In order to produce a successful 1:1 printing campaign, all you have to have is a great database, right? Not quite. Producing a successful 1:1 print campaign starts with having a great database, but even once you have the data, you have to figure out what to do with it. Often, that means data mining. The very phrase strikes fear into the hearts of marketers. The ability to connect the dots to reveal buying habits and other customer behaviors is something many people see as complex, expensive and within the reach of only the largest companies. In reality, data mining is well within the grasp of any sized marketer.

There are three steps to data mining:

  • Know what data is available.
  • Ask questions about that data.
  • Look for useful relationships.

The first step is simply to understand the field headings in your database. What data are you capturing? Most databases have basic information like name, address and purchase history. Are you also capturing information such as age, gender and home ownership? If so, this tells you the types of queries you can run. Running queries sounds complicated, but it simply means asking questions of the data. If you are a retailer, you might ask, “Which customers purchased hardwood flooring last month?” If you know that these customers are also likely to purchase area rugs and floor conditioning products, this gives you a great start. You might then want to refine your search, sorting by age, income or gender. This allows you to cross-sell products more appropriately

Look at Everything

The great thing about data mining is that sorting is free. Run every sort you can think of. Is there a relationship between hardwood flooring and gender? How about income? Look at everything. You might find that data you once thought irrelevant, such as the date of purchase, has more relevance than you think. During one data mining exercise, for example, one retailer discovered that its sales of sporting good products spiked on the third Saturday of the month. Can you guess what it did? It created a 1:1 personalized campaign offering staggered incentives based on spending level for purchases— you guessed it—made on the third weekend of each month. Revenues soared.
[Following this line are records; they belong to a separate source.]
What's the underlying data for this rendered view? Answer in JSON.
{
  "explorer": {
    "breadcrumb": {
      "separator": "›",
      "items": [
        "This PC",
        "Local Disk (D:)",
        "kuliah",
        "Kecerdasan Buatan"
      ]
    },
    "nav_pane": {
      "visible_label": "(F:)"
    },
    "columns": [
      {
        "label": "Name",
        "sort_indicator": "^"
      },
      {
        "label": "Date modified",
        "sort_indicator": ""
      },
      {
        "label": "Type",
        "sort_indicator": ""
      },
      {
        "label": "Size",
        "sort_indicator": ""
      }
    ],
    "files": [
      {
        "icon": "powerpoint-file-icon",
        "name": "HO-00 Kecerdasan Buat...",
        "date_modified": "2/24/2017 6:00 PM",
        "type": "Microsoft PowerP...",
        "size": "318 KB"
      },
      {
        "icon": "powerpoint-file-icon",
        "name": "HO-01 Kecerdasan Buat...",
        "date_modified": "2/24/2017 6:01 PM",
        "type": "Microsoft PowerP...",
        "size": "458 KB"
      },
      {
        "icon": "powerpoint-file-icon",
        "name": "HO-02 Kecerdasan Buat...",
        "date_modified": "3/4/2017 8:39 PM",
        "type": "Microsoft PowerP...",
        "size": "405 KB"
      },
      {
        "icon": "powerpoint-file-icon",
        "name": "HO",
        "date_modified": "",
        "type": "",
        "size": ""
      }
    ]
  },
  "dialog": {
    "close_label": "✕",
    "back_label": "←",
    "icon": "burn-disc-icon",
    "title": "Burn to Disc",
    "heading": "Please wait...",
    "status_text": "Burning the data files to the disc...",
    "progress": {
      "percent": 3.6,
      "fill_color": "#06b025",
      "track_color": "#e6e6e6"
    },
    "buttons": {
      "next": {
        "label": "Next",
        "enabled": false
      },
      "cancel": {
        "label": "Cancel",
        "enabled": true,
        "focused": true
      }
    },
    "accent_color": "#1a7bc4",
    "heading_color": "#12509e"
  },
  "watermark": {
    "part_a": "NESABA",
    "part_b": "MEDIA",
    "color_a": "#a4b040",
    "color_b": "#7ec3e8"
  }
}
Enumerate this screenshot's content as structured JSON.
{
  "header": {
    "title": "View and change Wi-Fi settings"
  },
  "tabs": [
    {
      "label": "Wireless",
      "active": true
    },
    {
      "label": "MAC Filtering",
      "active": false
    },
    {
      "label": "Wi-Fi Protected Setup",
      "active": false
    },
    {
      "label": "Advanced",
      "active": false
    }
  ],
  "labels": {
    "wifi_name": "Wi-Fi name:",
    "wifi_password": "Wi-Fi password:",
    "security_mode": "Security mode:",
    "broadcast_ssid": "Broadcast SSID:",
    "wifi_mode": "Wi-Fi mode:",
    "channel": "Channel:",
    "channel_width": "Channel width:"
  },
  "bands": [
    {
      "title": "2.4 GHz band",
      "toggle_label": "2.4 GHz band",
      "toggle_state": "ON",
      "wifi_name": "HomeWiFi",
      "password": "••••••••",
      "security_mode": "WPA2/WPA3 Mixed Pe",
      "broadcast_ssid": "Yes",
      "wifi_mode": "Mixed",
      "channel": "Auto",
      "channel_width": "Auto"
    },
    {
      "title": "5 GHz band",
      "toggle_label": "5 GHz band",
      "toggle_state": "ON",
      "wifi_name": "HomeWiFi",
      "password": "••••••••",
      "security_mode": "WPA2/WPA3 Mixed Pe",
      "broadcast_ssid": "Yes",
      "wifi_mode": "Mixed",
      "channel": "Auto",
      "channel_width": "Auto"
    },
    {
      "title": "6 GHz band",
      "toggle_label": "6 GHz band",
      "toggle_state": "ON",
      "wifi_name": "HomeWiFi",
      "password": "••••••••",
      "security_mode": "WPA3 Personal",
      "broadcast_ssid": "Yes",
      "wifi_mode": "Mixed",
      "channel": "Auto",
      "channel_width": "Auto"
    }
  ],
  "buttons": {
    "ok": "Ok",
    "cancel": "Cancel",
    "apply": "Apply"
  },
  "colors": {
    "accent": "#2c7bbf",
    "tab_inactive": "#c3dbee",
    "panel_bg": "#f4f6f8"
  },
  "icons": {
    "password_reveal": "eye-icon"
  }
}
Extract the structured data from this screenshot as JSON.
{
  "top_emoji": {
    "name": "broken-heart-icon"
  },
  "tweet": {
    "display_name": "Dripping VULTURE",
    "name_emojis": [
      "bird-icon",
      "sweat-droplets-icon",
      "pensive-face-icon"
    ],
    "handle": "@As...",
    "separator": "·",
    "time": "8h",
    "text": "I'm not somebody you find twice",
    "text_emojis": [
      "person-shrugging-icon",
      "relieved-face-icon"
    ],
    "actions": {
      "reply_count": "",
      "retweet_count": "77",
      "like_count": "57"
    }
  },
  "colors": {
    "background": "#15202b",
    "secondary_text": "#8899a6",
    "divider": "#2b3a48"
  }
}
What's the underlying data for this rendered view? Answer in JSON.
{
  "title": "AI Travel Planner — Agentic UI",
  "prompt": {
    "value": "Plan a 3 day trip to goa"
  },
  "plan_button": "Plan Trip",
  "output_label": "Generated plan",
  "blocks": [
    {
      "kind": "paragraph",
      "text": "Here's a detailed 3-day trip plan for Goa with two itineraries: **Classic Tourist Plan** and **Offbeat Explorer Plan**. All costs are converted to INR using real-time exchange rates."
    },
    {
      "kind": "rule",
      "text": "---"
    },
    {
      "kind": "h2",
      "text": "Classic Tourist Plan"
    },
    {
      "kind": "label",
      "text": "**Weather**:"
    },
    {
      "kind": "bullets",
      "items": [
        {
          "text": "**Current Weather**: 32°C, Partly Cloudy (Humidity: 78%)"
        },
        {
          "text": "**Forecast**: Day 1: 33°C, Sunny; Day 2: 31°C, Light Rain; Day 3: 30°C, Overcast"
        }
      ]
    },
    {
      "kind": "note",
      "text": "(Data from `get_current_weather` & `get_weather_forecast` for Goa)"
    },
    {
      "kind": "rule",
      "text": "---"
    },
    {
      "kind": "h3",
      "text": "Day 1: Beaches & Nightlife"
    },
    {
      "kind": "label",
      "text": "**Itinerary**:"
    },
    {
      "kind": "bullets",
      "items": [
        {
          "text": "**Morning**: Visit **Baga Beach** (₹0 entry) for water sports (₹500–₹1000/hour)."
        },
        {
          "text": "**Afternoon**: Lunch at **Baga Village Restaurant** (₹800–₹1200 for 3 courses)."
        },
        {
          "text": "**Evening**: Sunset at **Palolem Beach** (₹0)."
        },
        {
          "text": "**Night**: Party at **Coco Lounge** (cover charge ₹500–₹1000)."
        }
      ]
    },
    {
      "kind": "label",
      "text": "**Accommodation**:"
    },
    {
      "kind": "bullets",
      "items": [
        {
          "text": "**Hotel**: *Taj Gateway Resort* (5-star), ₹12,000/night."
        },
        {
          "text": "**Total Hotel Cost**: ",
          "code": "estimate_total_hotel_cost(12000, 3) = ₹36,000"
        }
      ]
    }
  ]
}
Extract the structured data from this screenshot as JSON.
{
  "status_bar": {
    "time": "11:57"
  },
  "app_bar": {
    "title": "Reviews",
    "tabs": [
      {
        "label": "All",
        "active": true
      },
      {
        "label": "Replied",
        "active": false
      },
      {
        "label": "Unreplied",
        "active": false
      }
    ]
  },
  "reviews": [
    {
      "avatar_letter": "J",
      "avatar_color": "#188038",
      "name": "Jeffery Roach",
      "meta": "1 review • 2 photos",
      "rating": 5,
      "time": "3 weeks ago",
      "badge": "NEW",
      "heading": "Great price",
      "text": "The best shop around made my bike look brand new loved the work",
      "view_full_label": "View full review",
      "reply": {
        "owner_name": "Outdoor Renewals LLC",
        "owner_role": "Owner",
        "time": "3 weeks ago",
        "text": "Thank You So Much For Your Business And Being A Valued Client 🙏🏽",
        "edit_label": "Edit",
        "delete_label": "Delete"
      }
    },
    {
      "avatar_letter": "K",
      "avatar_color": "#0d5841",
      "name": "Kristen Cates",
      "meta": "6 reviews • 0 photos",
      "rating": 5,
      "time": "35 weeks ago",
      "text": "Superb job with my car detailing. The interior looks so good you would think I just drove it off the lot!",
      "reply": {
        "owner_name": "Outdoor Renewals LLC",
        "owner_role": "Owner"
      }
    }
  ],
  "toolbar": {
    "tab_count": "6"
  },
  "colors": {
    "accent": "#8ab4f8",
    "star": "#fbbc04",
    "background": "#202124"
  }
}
Make the Most of What You Have

Every business has a database program, so make the most of it. Even basic software like Microsoft Excel or Microsoft Access provides some data mining capabilities. Or you might want to purchase add-on data mining modules or third-party software. If you have customer information in multiple databases, you might also want to combine them into a single, comprehensive database for use in marketing. Even if you don’t, you can often extract useful information from even one or two databases. Don’t overlook outsourcing. There are plenty of companies that specialize in this process. Many will use the moniker “business intelligence” or ETL (extract, transform, load companies.

Costs can be very reasonable, as little as $100 or more per sort.

So get curious. Take a few hours to run a variety of sorts just to see what you can find. That curiosity could make a big difference to the bottom line.